Cosmetically, RP360XP is a rather large departure from what Digitech has historically offered. Gone is the rather cluttered parameter matrix which has most recently adorned the face of Digitech units as well as the larger plastic foot switches of the more affordable lines. The RP360XP is sleek and minimalistic when compared to the company's recent designs. From a hardware feature perspective, the unit excludes the left and right XLR outputs of the RP355 in favor of a control jack to extend usability with Digitech's FS3X pedal. A rather convenient update though is a revision allowing the RP360XP to be powered by a standard DC adapter rather than clunky AC adapters of the prior RP units.
Before getting to the sounds of the unit, I'd like to a second to speak to functional operation. The RP360XP's foot switches can be set to operate in three different modes: Patch, Stomp, and Bank. In patch mode the left switch increments patches, the middle down, and the right switch is dedicated to the looper, in bank mode each switch loads a preset, and in stomp mode each switch can be assigned to any effect in the virtual signal chain. Digitech really raised the bar concerning live usability of compact units though with the integration of their optional FS3X footswitch. With it connected, the functionality rivals much more expensive and bigger units. For example, when in stomp mode the FS3X left switch engages the looper while the other two switches are left free to navigate patches or it can be set to control looper arm/overdub, stop, and clear. Speaking of the looper, Digitech's inclusion of a 40 second looper in the RP360XP is welcomed. Again, focusing on usability they've offered a mode in which you don't have to hit two switches or hold a switch down for a couple seconds to trigger. I've not played another compact floor unit which offers the ease of recording and overdubbing loops while switching patches. A selection of drum patterns are also included to practice with but unfortunately the drum patterns and looper can't be used together.

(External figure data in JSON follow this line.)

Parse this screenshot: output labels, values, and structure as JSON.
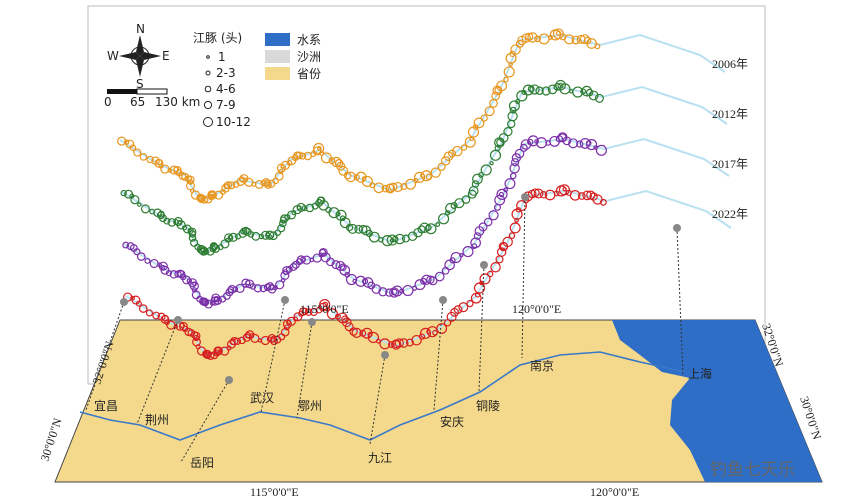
{
  "compass": {
    "n": "N",
    "e": "E",
    "s": "S",
    "w": "W"
  },
  "legend": {
    "title": "江豚 (头)",
    "sizes": [
      "1",
      "2-3",
      "4-6",
      "7-9",
      "10-12"
    ],
    "layers": [
      "水系",
      "沙洲",
      "省份"
    ]
  },
  "scale_bar": [
    "0",
    "65",
    "130 km"
  ],
  "years": [
    "2006年",
    "2012年",
    "2017年",
    "2022年"
  ],
  "coordinates": {
    "top": [
      "115°0'0\"E",
      "120°0'0\"E"
    ],
    "bottom": [
      "115°0'0\"E",
      "120°0'0\"E"
    ],
    "left": [
      "32°0'0\"N",
      "30°0'0\"N"
    ],
    "right": [
      "32°0'0\"N",
      "30°0'0\"N"
    ]
  },
  "cities": [
    "宜昌",
    "荆州",
    "岳阳",
    "武汉",
    "鄂州",
    "九江",
    "安庆",
    "铜陵",
    "南京",
    "上海"
  ],
  "watermark": "钓鱼七天乐"
}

From a tonal perspective, the RP360XP builds on the platform the RP355 offered before it but expanding the selection to the same options Digitech's higher end units like the RP1000 offer; 54 amps and 87 effects. Amp modeling options run the gamut from vintage Fender and Marshall offerings up to modern fire breathers such as as the Peavey 5150 and Carvin Legacy. On the effects front, faithful emulations (including their real world controls) of numerous vintage pedals are offered including multiple flavors of Tube Screamers and modulation models of Electro Harmonix, TC Electronics, and Boss stomp boxes. Of course, a long standing benefit of buying one of Digitech's RP units is the inclusion of their Whammy effect. The Whammy in the RP360XP doesn't offer the polyphonic chords mode of the most recent Whammy, but does deliver the classic Whammy sound in spades. While Digitech does offer positional flexibility for any item in the virtual signal chain, the unit is limited to one effect from each category. For example, you can have only one dirtbox at a time, one modulation at a time, etc. In general, this isn't too much of a handicap as the unit offers up to 10 effects at once. However, Digitech bundles the pitch effects with modulation effects which does slightly limit those who lean to the more experimental side of things.

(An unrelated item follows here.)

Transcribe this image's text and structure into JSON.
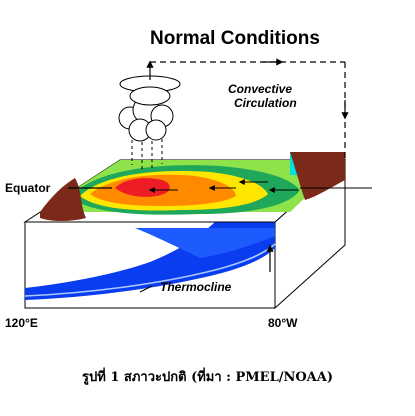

While the onboard interface was so intuitive that I figured it out without using a manual, it's worth noting the migration of Digitech's Nexus graphical user interface from their iPad based iPB-10 to desktop platforms. Nexus is a pretty large step forward from their previous X-Edit interface offering an extremely visually rich display of your virtual pedal board and amp. It's extremely intuitive to use, though on my (admittedly rather old) system, response to control changes in Nexus was a bit sluggish.
It's true there is little tonal difference between the RP360XP and the most recent RP units where their features overlap. But those yearning for the amp modeling and effects options of Digitech's higher end units in a compact and more affordable pedal will find a ton to like here. And the usability enhancements can't be praised enough for those who prefer compact all in one effect units.
Pros: Wide variety of good tones and excellent usability.
Cons: Pitch and Modulation effects can't be run simultaneously.